String Deduplication in JEP192

Fri Feb 28 23:08:23 UTC 2014

Hello,

not sure what the proper process is, but I notice that Dalibor
retweeted a JEP link to JEP192 - String Deduplication in G1.

http://openjdk.java.net/jeps/192

The most obvious thing I noticed is, that the JEP goes into detail to
describe how a String object is constructed out of hashcode and char
array. But it somehow totally misses offset+count fields (substrings).

One can say, it is not the scope of the JEP to be so detailed, but then
the other details of the string object should be removed as well.

What I somewhat also miss is a detailed description how this is
integrated with the GC. I mean there are some interactions around the
topic of aging, dereferencing and atomic replacement, but most of the
JEP deals with functionality outside the GC.
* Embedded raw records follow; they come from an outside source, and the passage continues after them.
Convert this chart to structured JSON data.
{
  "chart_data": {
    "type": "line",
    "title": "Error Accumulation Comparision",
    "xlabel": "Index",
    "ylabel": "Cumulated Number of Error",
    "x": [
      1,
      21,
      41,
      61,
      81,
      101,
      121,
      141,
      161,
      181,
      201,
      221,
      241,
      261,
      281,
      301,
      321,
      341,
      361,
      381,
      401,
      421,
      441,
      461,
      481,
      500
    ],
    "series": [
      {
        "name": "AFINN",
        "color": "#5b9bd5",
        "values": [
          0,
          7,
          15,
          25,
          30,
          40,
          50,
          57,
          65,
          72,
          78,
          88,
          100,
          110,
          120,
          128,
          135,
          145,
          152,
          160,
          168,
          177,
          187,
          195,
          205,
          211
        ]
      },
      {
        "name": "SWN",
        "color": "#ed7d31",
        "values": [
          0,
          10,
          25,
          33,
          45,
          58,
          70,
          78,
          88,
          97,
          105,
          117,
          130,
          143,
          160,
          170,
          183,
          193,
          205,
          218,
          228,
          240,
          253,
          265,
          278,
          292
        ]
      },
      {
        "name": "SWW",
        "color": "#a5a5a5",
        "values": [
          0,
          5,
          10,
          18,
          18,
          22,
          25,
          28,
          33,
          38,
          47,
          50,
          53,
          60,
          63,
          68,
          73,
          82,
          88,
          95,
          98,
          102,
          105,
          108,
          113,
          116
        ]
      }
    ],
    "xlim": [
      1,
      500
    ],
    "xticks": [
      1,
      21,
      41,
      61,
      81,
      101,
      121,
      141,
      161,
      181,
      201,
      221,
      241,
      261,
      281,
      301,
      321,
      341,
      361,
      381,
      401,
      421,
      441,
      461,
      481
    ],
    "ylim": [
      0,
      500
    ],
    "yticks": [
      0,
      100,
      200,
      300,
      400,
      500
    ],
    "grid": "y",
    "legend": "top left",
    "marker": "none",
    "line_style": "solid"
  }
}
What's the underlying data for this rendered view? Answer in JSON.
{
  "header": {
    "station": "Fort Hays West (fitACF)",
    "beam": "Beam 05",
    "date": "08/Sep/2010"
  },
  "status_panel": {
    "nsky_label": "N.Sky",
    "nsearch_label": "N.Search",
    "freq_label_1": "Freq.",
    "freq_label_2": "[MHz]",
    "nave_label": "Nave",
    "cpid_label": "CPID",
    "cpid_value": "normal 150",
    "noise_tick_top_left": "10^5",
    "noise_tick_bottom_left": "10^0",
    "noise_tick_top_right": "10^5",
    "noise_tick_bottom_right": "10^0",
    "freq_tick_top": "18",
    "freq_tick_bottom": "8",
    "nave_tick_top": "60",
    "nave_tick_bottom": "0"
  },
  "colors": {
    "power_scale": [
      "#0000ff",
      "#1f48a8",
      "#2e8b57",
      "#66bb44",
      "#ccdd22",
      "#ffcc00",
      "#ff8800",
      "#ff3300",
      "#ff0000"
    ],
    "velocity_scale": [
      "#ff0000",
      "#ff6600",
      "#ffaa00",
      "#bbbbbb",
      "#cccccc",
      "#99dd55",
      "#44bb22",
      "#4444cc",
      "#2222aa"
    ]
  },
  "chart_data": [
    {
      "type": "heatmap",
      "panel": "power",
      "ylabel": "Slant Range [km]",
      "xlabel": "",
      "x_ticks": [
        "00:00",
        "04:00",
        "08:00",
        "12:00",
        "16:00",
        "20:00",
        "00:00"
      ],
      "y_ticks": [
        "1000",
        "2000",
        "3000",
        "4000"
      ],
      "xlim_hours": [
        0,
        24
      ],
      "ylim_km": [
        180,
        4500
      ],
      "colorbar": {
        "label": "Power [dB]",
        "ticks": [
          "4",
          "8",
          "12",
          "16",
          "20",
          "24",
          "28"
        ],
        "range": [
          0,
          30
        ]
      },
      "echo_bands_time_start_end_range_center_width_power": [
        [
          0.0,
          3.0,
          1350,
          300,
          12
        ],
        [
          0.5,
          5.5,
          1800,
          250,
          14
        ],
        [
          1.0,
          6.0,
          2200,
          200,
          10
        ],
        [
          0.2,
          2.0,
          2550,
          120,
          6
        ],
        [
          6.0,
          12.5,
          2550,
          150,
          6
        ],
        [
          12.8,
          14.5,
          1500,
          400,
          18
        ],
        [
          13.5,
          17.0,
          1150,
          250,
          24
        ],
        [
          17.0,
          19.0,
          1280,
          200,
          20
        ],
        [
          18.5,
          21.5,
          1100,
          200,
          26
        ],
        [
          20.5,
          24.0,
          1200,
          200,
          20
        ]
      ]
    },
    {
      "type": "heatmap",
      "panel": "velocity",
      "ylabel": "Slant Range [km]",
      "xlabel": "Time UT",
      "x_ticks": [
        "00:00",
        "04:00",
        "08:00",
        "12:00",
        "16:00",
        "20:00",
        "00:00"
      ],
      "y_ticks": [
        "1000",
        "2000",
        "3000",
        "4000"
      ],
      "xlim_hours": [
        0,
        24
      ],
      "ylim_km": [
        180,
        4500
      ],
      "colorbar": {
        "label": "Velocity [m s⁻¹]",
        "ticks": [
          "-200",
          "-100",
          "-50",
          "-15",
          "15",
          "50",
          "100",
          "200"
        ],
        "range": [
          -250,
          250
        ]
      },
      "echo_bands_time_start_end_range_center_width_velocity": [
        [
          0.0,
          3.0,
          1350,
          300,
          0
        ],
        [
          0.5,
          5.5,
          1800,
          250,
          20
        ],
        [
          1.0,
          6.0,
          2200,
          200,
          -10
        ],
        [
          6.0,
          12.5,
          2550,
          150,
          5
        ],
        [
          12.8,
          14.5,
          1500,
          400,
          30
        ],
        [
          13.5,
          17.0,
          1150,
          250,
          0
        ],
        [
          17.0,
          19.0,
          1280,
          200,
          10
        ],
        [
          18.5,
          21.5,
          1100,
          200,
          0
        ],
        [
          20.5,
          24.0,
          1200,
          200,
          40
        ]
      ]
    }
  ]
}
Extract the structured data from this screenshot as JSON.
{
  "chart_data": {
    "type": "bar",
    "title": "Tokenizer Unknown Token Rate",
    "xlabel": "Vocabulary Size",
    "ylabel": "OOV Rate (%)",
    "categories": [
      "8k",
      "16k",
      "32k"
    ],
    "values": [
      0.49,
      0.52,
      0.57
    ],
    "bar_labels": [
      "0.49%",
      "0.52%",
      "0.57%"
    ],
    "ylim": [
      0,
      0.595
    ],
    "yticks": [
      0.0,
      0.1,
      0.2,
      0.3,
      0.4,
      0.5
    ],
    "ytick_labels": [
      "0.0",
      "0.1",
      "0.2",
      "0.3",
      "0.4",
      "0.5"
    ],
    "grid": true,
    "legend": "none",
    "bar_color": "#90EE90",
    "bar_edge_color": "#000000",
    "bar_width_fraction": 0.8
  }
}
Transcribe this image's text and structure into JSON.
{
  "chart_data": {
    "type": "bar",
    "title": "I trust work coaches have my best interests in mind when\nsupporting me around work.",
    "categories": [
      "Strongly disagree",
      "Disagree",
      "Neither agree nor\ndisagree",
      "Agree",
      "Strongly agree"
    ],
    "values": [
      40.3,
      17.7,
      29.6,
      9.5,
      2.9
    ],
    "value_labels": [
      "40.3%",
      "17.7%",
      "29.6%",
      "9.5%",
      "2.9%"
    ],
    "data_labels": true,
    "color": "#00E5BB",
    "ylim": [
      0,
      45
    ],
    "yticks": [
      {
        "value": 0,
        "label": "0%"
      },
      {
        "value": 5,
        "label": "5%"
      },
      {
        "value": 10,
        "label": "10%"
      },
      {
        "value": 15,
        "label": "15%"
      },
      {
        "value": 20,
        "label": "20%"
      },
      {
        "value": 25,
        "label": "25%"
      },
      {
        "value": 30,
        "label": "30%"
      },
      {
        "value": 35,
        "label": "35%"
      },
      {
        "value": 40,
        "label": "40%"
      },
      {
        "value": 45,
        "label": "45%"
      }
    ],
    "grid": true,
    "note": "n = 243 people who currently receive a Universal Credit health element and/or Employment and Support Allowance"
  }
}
It looks a bit like it will suffer from similiar scalability problems
then the already existing string pool. Maybe it would be better to
re-design the string pool in a way it solves both problems with less
work for the GC phases. This could go so far to even have a (new)
string intern API which could be used by things like XML parsers or
network decoders - which are typically a source of lots of string
duplications in apps.

(And I am not sure if this should be so G1 specific, after all the
adoption rate of G1 is still lower than it could be)

Gruss
Bernd